Still not convinced? I haven't even gotten started. When Brian becomes addicted to Aylmer's juice (*cough*!) and Aylmer forces him to go trowling for victims, where does Brian naturally go? The public shower at his hotel. What do you know, there's a preposterously beefy bodybuilder in the shower, buck-naked, brandishing his meaty ass at Brian and us. Naturally, Brian does what any decent heterosexual would do: he stares at him. For, like, five minutes. The bodybuilder seems completely unfazed by the fact that this guy in a towel is ogling his saddlebags, and even turns around several times to face him in the nude. Folks, this scene makes absolutely NO SENSE independent of a gay reading of the film -- there's simply no other way to interpret the very presence of an ass-naked bodybuilder in a horror film, much less the fact that our protagonist stares at him for an entire real-time shower. Second-best "fags in the shower" scene ever featured in a horror film, second of course to A Nightmare on Elm Street 2: Freddy's Revenge, and followed closely by Fear No Evil (which can be found in the Homo Horror Guide).

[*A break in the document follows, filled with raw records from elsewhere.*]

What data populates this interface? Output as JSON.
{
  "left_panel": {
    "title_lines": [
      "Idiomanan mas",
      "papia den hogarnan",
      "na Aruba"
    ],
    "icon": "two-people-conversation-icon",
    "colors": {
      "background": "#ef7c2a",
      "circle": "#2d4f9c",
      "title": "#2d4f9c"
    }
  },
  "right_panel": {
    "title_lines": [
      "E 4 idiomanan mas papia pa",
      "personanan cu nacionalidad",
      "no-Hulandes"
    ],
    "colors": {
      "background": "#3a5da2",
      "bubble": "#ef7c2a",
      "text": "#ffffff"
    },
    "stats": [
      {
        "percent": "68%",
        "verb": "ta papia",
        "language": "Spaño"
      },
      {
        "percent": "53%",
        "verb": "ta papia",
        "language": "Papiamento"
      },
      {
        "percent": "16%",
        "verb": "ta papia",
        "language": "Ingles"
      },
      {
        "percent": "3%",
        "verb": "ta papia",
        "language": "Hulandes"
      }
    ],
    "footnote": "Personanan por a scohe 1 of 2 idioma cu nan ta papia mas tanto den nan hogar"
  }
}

There's still more. For one thing, the the length of time that we are asked to watch Brian's face as he reaches near-orgasmic levels of ecstasy seriously adds up to about 15 minutes. When Brian picks up a sluttish girl at a rock club and she drags him to an alley to suck him off, for example (don't you hate it when that happens?), the cheeky lass gets more than she bargained for when she opens his fly and Aylmer pops himself into her mouth. Not content to let this little bit of obvious sexual innuendo and playful misogyny lay where it lies, Hennenlotter drags the scene out to completion, with Brian face-fucking the poor girl with Aylmer as he eats her brain and Brian clutches the back of her head, moaning in pleasure. We linger on a loving closeup of Brian's face as he enjoyes the throes of passion with his new worm-friend. Honestly -- hardcore porn doesn't pay this much attention to a man's face during the sex act... unless it's gay porn, of course. I say that fetishising Brian's body during his worm-fueled sexual awakening is as queer as it gets. And besides that -- it's fun!

Anyway, the film's disregard for females in general (right down to its horribly disturbing resolution of Barbara's part of the tale) is troubling but not altogether surprising, as Brain Damage seems to envision a world that is made up entirely of bathrooms, dance clubs, backalleys, and boys' bedrooms. The extreme fetishization of our hero's body becomes downright pornographic by the end, when we have basically seen every surface and orifice of the poor boy fall prey to the nasty little varmint (his brains even get pulled out his ear at one point) and he reaches total enlightenment. In the end, Brian is pleasured into oblivion, which really can't be that bad of a way to go, when you think about it -- and probably a more common occurence than we'd like to imagine on the streets of New Jack City.

One thing troubles me, though. The film is clearly left open for a sequel, and yet we've seen nothing -- in fact, Hennenlotter's other creation, Basket Case, has enjoyed two follow-ups, and it's really quite an inferior film to this one. I'd love to see Aylmer have his way with another fresh-faced go-go boy somewhere in the dirty streets of NYC. In fact, call me, Frank -- I've got a few numbers to give you. In the meantime, everyone else add this one to your must-see list (be sure to get the unrated DVD release -- it's simply jaw-dropping).